Thousands of signatures appeared to have come from people in Vatican City and Antarctica.
The House of Commons petitions committee said it had removed 77,000 signatures and was investigating.
The problem is that the UK government petitions site isn’t doing enough to weed out fake participants.
Every time you sign a petition on the site, you are asked for an email address and have to click on a link in a message sent to that email address to prove you are a “real” human rather than an automated script.
Of course, it doesn’t take a huge amount of effort to write an automated script that gives the petition site a throwaway email address and then – seconds later – automatically “click” on the link sent to that address.
The site may wish to invest in some better CAPTCHA technology to make it a little more difficult for the mischief-makers of 4Chan to flood the petition with bogus signatures.
Of course, 77,000 bogus signatures is a tiny proportion of the 3.7 million who have so far signed that particular petition.
Far worse than that is the security that the government is looking to use to verify people for government transactions – gov.uk verify. see – http://wp.me/p3U0tf-77
3.7 million petition signatures.
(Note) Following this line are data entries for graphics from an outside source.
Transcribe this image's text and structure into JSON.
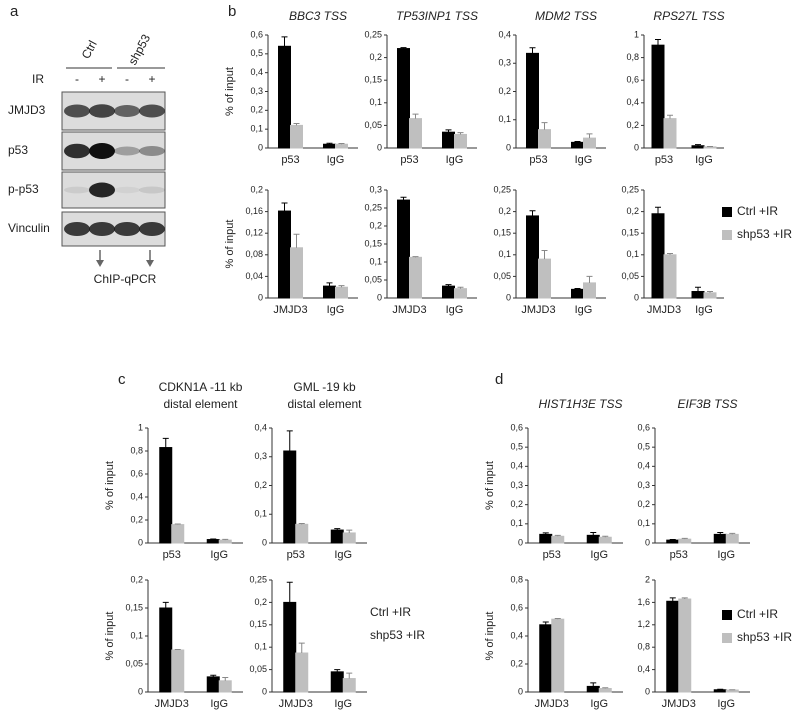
{
  "blot": {
    "label": "a",
    "groups": [
      "Ctrl",
      "shp53"
    ],
    "treatment": "IR",
    "lanes": [
      "-",
      "+",
      "-",
      "+"
    ],
    "rows": [
      "JMJD3",
      "p53",
      "p-p53",
      "Vinculin"
    ],
    "note": "ChIP-qPCR"
  },
  "panel_labels": [
    "b",
    "c",
    "d"
  ],
  "chart_data": [
    {
      "type": "bar",
      "title": "BBC3 TSS",
      "y_label": "% of input",
      "categories": [
        "p53",
        "IgG"
      ],
      "series": [
        {
          "color": "#000000",
          "values": [
            0.54,
            0.02
          ],
          "errors": [
            0.05,
            0.005
          ]
        },
        {
          "color": "#bfbfbf",
          "values": [
            0.12,
            0.02
          ],
          "errors": [
            0.01,
            0.004
          ]
        }
      ],
      "ylim": [
        0,
        0.6
      ],
      "yticks": [
        0,
        {
          "value": 0.1,
          "label": "0,1"
        },
        {
          "value": 0.2,
          "label": "0,2"
        },
        {
          "value": 0.3,
          "label": "0,3"
        },
        {
          "value": 0.4,
          "label": "0,4"
        },
        {
          "value": 0.5,
          "label": "0,5"
        },
        {
          "value": 0.6,
          "label": "0,6"
        }
      ]
    },
    {
      "type": "bar",
      "title": "TP53INP1 TSS",
      "categories": [
        "p53",
        "IgG"
      ],
      "series": [
        {
          "color": "#000000",
          "values": [
            0.22,
            0.035
          ],
          "errors": [
            0.002,
            0.005
          ]
        },
        {
          "color": "#bfbfbf",
          "values": [
            0.065,
            0.03
          ],
          "errors": [
            0.01,
            0.004
          ]
        }
      ],
      "ylim": [
        0,
        0.25
      ],
      "yticks": [
        0,
        {
          "value": 0.05,
          "label": "0,05"
        },
        {
          "value": 0.1,
          "label": "0,1"
        },
        {
          "value": 0.15,
          "label": "0,15"
        },
        {
          "value": 0.2,
          "label": "0,2"
        },
        {
          "value": 0.25,
          "label": "0,25"
        }
      ]
    },
    {
      "type": "bar",
      "title": "MDM2 TSS",
      "categories": [
        "p53",
        "IgG"
      ],
      "series": [
        {
          "color": "#000000",
          "values": [
            0.335,
            0.02
          ],
          "errors": [
            0.02,
            0.003
          ]
        },
        {
          "color": "#bfbfbf",
          "values": [
            0.065,
            0.035
          ],
          "errors": [
            0.025,
            0.015
          ]
        }
      ],
      "ylim": [
        0,
        0.4
      ],
      "yticks": [
        0,
        {
          "value": 0.1,
          "label": "0,1"
        },
        {
          "value": 0.2,
          "label": "0,2"
        },
        {
          "value": 0.3,
          "label": "0,3"
        },
        {
          "value": 0.4,
          "label": "0,4"
        }
      ]
    },
    {
      "type": "bar",
      "title": "RPS27L TSS",
      "categories": [
        "p53",
        "IgG"
      ],
      "series": [
        {
          "color": "#000000",
          "values": [
            0.91,
            0.02
          ],
          "errors": [
            0.05,
            0.01
          ]
        },
        {
          "color": "#bfbfbf",
          "values": [
            0.26,
            0.01
          ],
          "errors": [
            0.03,
            0.003
          ]
        }
      ],
      "ylim": [
        0,
        1
      ],
      "yticks": [
        0,
        {
          "value": 0.2,
          "label": "0,2"
        },
        {
          "value": 0.4,
          "label": "0,4"
        },
        {
          "value": 0.6,
          "label": "0,6"
        },
        {
          "value": 0.8,
          "label": "0,8"
        },
        1
      ]
    },
    {
      "type": "bar",
      "y_label": "% of input",
      "categories": [
        "JMJD3",
        "IgG"
      ],
      "series": [
        {
          "color": "#000000",
          "values": [
            0.161,
            0.022
          ],
          "errors": [
            0.015,
            0.006
          ]
        },
        {
          "color": "#bfbfbf",
          "values": [
            0.093,
            0.02
          ],
          "errors": [
            0.025,
            0.003
          ]
        }
      ],
      "ylim": [
        0,
        0.2
      ],
      "yticks": [
        0,
        {
          "value": 0.04,
          "label": "0,04"
        },
        {
          "value": 0.08,
          "label": "0,08"
        },
        {
          "value": 0.12,
          "label": "0,12"
        },
        {
          "value": 0.16,
          "label": "0,16"
        },
        {
          "value": 0.2,
          "label": "0,2"
        }
      ]
    },
    {
      "type": "bar",
      "categories": [
        "JMJD3",
        "IgG"
      ],
      "series": [
        {
          "color": "#000000",
          "values": [
            0.272,
            0.033
          ],
          "errors": [
            0.008,
            0.004
          ]
        },
        {
          "color": "#bfbfbf",
          "values": [
            0.113,
            0.026
          ],
          "errors": [
            0.002,
            0.004
          ]
        }
      ],
      "ylim": [
        0,
        0.3
      ],
      "yticks": [
        0,
        {
          "value": 0.05,
          "label": "0,05"
        },
        {
          "value": 0.1,
          "label": "0,1"
        },
        {
          "value": 0.15,
          "label": "0,15"
        },
        {
          "value": 0.2,
          "label": "0,2"
        },
        {
          "value": 0.25,
          "label": "0,25"
        },
        {
          "value": 0.3,
          "label": "0,3"
        }
      ]
    },
    {
      "type": "bar",
      "categories": [
        "JMJD3",
        "IgG"
      ],
      "series": [
        {
          "color": "#000000",
          "values": [
            0.19,
            0.02
          ],
          "errors": [
            0.012,
            0.002
          ]
        },
        {
          "color": "#bfbfbf",
          "values": [
            0.09,
            0.035
          ],
          "errors": [
            0.02,
            0.015
          ]
        }
      ],
      "ylim": [
        0,
        0.25
      ],
      "yticks": [
        0,
        {
          "value": 0.05,
          "label": "0,05"
        },
        {
          "value": 0.1,
          "label": "0,1"
        },
        {
          "value": 0.15,
          "label": "0,15"
        },
        {
          "value": 0.2,
          "label": "0,2"
        },
        {
          "value": 0.25,
          "label": "0,25"
        }
      ]
    },
    {
      "type": "bar",
      "categories": [
        "JMJD3",
        "IgG"
      ],
      "series": [
        {
          "name": "Ctrl +IR",
          "color": "#000000",
          "values": [
            0.195,
            0.015
          ],
          "errors": [
            0.015,
            0.01
          ]
        },
        {
          "name": "shp53 +IR",
          "color": "#bfbfbf",
          "values": [
            0.1,
            0.012
          ],
          "errors": [
            0.003,
            0.003
          ]
        }
      ],
      "ylim": [
        0,
        0.25
      ],
      "yticks": [
        0,
        {
          "value": 0.05,
          "label": "0,05"
        },
        {
          "value": 0.1,
          "label": "0,1"
        },
        {
          "value": 0.15,
          "label": "0,15"
        },
        {
          "value": 0.2,
          "label": "0,2"
        },
        {
          "value": 0.25,
          "label": "0,25"
        }
      ],
      "legend": "right",
      "legend_markers": true
    },
    {
      "type": "bar",
      "title": [
        "CDKN1A -11 kb",
        "distal element"
      ],
      "y_label": "% of input",
      "categories": [
        "p53",
        "IgG"
      ],
      "series": [
        {
          "color": "#000000",
          "values": [
            0.83,
            0.03
          ],
          "errors": [
            0.08,
            0.005
          ]
        },
        {
          "color": "#bfbfbf",
          "values": [
            0.16,
            0.025
          ],
          "errors": [
            0.005,
            0.007
          ]
        }
      ],
      "ylim": [
        0,
        1
      ],
      "yticks": [
        0,
        {
          "value": 0.2,
          "label": "0,2"
        },
        {
          "value": 0.4,
          "label": "0,4"
        },
        {
          "value": 0.6,
          "label": "0,6"
        },
        {
          "value": 0.8,
          "label": "0,8"
        },
        1
      ]
    },
    {
      "type": "bar",
      "title": [
        "GML -19 kb",
        "distal element"
      ],
      "categories": [
        "p53",
        "IgG"
      ],
      "series": [
        {
          "color": "#000000",
          "values": [
            0.32,
            0.045
          ],
          "errors": [
            0.07,
            0.005
          ]
        },
        {
          "color": "#bfbfbf",
          "values": [
            0.065,
            0.035
          ],
          "errors": [
            0.003,
            0.01
          ]
        }
      ],
      "ylim": [
        0,
        0.4
      ],
      "yticks": [
        0,
        {
          "value": 0.1,
          "label": "0,1"
        },
        {
          "value": 0.2,
          "label": "0,2"
        },
        {
          "value": 0.3,
          "label": "0,3"
        },
        {
          "value": 0.4,
          "label": "0,4"
        }
      ]
    },
    {
      "type": "bar",
      "y_label": "% of input",
      "categories": [
        "JMJD3",
        "IgG"
      ],
      "series": [
        {
          "color": "#000000",
          "values": [
            0.15,
            0.027
          ],
          "errors": [
            0.01,
            0.003
          ]
        },
        {
          "color": "#bfbfbf",
          "values": [
            0.075,
            0.02
          ],
          "errors": [
            0.001,
            0.006
          ]
        }
      ],
      "ylim": [
        0,
        0.2
      ],
      "yticks": [
        0,
        {
          "value": 0.05,
          "label": "0,05"
        },
        {
          "value": 0.1,
          "label": "0,1"
        },
        {
          "value": 0.15,
          "label": "0,15"
        },
        {
          "value": 0.2,
          "label": "0,2"
        }
      ]
    },
    {
      "type": "bar",
      "categories": [
        "JMJD3",
        "IgG"
      ],
      "series": [
        {
          "name": "Ctrl +IR",
          "color": "#000000",
          "values": [
            0.2,
            0.045
          ],
          "errors": [
            0.045,
            0.005
          ]
        },
        {
          "name": "shp53 +IR",
          "color": "#bfbfbf",
          "values": [
            0.087,
            0.03
          ],
          "errors": [
            0.022,
            0.012
          ]
        }
      ],
      "ylim": [
        0,
        0.25
      ],
      "yticks": [
        0,
        {
          "value": 0.05,
          "label": "0,05"
        },
        {
          "value": 0.1,
          "label": "0,1"
        },
        {
          "value": 0.15,
          "label": "0,15"
        },
        {
          "value": 0.2,
          "label": "0,2"
        },
        {
          "value": 0.25,
          "label": "0,25"
        }
      ],
      "legend": "right",
      "legend_markers": false
    },
    {
      "type": "bar",
      "title": "HIST1H3E TSS",
      "y_label": "% of input",
      "categories": [
        "p53",
        "IgG"
      ],
      "series": [
        {
          "color": "#000000",
          "values": [
            0.045,
            0.04
          ],
          "errors": [
            0.008,
            0.015
          ]
        },
        {
          "color": "#bfbfbf",
          "values": [
            0.035,
            0.03
          ],
          "errors": [
            0.005,
            0.005
          ]
        }
      ],
      "ylim": [
        0,
        0.6
      ],
      "yticks": [
        0,
        {
          "value": 0.1,
          "label": "0,1"
        },
        {
          "value": 0.2,
          "label": "0,2"
        },
        {
          "value": 0.3,
          "label": "0,3"
        },
        {
          "value": 0.4,
          "label": "0,4"
        },
        {
          "value": 0.5,
          "label": "0,5"
        },
        {
          "value": 0.6,
          "label": "0,6"
        }
      ]
    },
    {
      "type": "bar",
      "title": "EIF3B TSS",
      "categories": [
        "p53",
        "IgG"
      ],
      "series": [
        {
          "color": "#000000",
          "values": [
            0.015,
            0.045
          ],
          "errors": [
            0.003,
            0.01
          ]
        },
        {
          "color": "#bfbfbf",
          "values": [
            0.02,
            0.045
          ],
          "errors": [
            0.004,
            0.005
          ]
        }
      ],
      "ylim": [
        0,
        0.6
      ],
      "yticks": [
        0,
        {
          "value": 0.1,
          "label": "0,1"
        },
        {
          "value": 0.2,
          "label": "0,2"
        },
        {
          "value": 0.3,
          "label": "0,3"
        },
        {
          "value": 0.4,
          "label": "0,4"
        },
        {
          "value": 0.5,
          "label": "0,5"
        },
        {
          "value": 0.6,
          "label": "0,6"
        }
      ]
    },
    {
      "type": "bar",
      "y_label": "% of input",
      "categories": [
        "JMJD3",
        "IgG"
      ],
      "series": [
        {
          "color": "#000000",
          "values": [
            0.48,
            0.04
          ],
          "errors": [
            0.02,
            0.025
          ]
        },
        {
          "color": "#bfbfbf",
          "values": [
            0.52,
            0.025
          ],
          "errors": [
            0.005,
            0.005
          ]
        }
      ],
      "ylim": [
        0,
        0.8
      ],
      "yticks": [
        0,
        {
          "value": 0.2,
          "label": "0,2"
        },
        {
          "value": 0.4,
          "label": "0,4"
        },
        {
          "value": 0.6,
          "label": "0,6"
        },
        {
          "value": 0.8,
          "label": "0,8"
        }
      ]
    },
    {
      "type": "bar",
      "categories": [
        "JMJD3",
        "IgG"
      ],
      "series": [
        {
          "name": "Ctrl +IR",
          "color": "#000000",
          "values": [
            1.62,
            0.04
          ],
          "errors": [
            0.06,
            0.008
          ]
        },
        {
          "name": "shp53 +IR",
          "color": "#bfbfbf",
          "values": [
            1.66,
            0.035
          ],
          "errors": [
            0.02,
            0.005
          ]
        }
      ],
      "ylim": [
        0,
        2
      ],
      "yticks": [
        0,
        {
          "value": 0.4,
          "label": "0,4"
        },
        {
          "value": 0.8,
          "label": "0,8"
        },
        {
          "value": 1.2,
          "label": "1,2"
        },
        {
          "value": 1.6,
          "label": "1,6"
        },
        2
      ],
      "legend": "right",
      "legend_markers": true
    }
  ]
}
Let's do the maths. 52% of 33.4 million people who voted, said leave the EU. That's 17.4 million people who probably would never sign that petition. That leaves 16 million "remainers". So, less than a quarter of people who voted remain, signed that petition. Despite the volumes involved, that petition is worth diddly squat!
It breaks the "too wow to be true" rule that 2.5m signatures came in 3 days
I would expect that many more are fake than the 77,000
..strange that journalists just accept numbers without proper challenging.